A View from the House

by - Tuesday, April 07, 2009

People have asked me more specific questions about Nepal, such as, “What exactly do you see from your house?” I think it’s a simple answer. What do most people see back in the States? Cars, houses, children playing, your basic package of a (sub)urban neighborhood. And yet, it’s certain that that’s where the similarities end.

On Sunday morning, I climbed to the top of my house. It is three stories high, but there is also a circular stairway that leads to a deck on top where you find the solar panels. Climb a ladder to yet another deck, and you’ll find the water tower. The water tower is the equivalent of what would probably be the fifth floor in the States. And if you have squeezed your way up the stairway and climbed the ladder, you should have a nice view.

From our house you will see an even bigger and fancier house to the south and a house of equal size and quality to the west that is vacant. To the east there once was an old dilapidated two story house that has now been leveled. Only a few weeks before that, the poor family living there with their seven or eight kids had been evicted. We now know why. As you gaze past the ruins of the old house, the lot is at least five times what ours is. The owner of the property must have bigger plans, I am thinking. The lot is subdivided by old short walls that remind me of the boundaries erected by old English and Irish clansmen to mark their respective properties. And yet it’s almost a guarantee that these borders, too, will be torn down to make way for the bigger and better plans about to be fulfilled. 

Further to the east, past the property lines of the now vacant lot, there’s a little hut with corrugated tin roofs, a shanty deluxe really, a little shop that was built next to the main road through our neighborhood. To the north is the small narrow road, only recently paved, that leads to our house and the adjoining lot. In another vacant lot to the north, I see children playing. It appears they are shooting rubber bands at something, possibly birds in the tree.

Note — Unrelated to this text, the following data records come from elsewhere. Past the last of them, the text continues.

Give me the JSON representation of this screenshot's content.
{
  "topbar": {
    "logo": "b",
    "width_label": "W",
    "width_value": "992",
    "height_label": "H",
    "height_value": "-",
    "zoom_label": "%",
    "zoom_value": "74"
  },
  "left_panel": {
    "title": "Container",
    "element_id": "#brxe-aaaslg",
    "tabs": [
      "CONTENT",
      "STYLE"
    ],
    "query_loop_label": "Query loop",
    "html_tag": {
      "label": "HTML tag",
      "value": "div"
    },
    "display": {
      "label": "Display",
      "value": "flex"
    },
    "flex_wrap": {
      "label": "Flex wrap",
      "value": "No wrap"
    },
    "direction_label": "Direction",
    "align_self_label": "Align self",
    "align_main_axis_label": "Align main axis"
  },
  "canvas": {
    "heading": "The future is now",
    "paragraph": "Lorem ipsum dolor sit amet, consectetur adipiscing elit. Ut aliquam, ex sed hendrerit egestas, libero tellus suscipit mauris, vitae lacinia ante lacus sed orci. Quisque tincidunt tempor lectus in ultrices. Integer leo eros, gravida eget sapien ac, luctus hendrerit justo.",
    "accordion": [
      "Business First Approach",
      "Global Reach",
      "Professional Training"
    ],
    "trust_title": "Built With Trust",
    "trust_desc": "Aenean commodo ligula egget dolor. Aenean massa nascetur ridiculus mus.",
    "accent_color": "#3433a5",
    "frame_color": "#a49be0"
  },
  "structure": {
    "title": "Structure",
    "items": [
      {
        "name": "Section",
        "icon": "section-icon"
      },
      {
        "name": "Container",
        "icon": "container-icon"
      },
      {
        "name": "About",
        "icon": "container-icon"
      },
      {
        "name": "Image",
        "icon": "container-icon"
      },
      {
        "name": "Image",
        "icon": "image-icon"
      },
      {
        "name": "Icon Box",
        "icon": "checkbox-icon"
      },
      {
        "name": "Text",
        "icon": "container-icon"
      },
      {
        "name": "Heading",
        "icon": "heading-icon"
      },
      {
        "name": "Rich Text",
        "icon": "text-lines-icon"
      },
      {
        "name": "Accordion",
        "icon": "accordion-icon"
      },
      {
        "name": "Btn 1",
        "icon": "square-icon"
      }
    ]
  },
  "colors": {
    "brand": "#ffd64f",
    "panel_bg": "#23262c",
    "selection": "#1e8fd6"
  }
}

It is very hazy today, so the mountains can only be seen as through a fog, which is unfortunate, but not uncommon. A closer scrutiny will reveal Mount Chivapuri, the featured peak of the National Park bearing the same name. I have hiked up that mountain twice now, although now it seems like a mere picture postcard, distant and untenable.

I can see a stretch of the Ring Road to the south, where traffic is operating at its congestive best. On certain days there are stretches of the Ring Road that resemble arteries with not enough space to offer the bloodstream that is the Kathmandu traffic. You always have to wonder when the next hemorrhage might occur.

An old man is now leading his goats onto the vacant lot, although there are pitifully few trees and equally meager drippings for the land to offer them when it comes to their staple of choice, grass.

That’s the postcard from Nepal in words, if you will. Unremarkable, as far as I’m concerned, but then again, I’ve stopped being a tourist here months ago and have become a resident.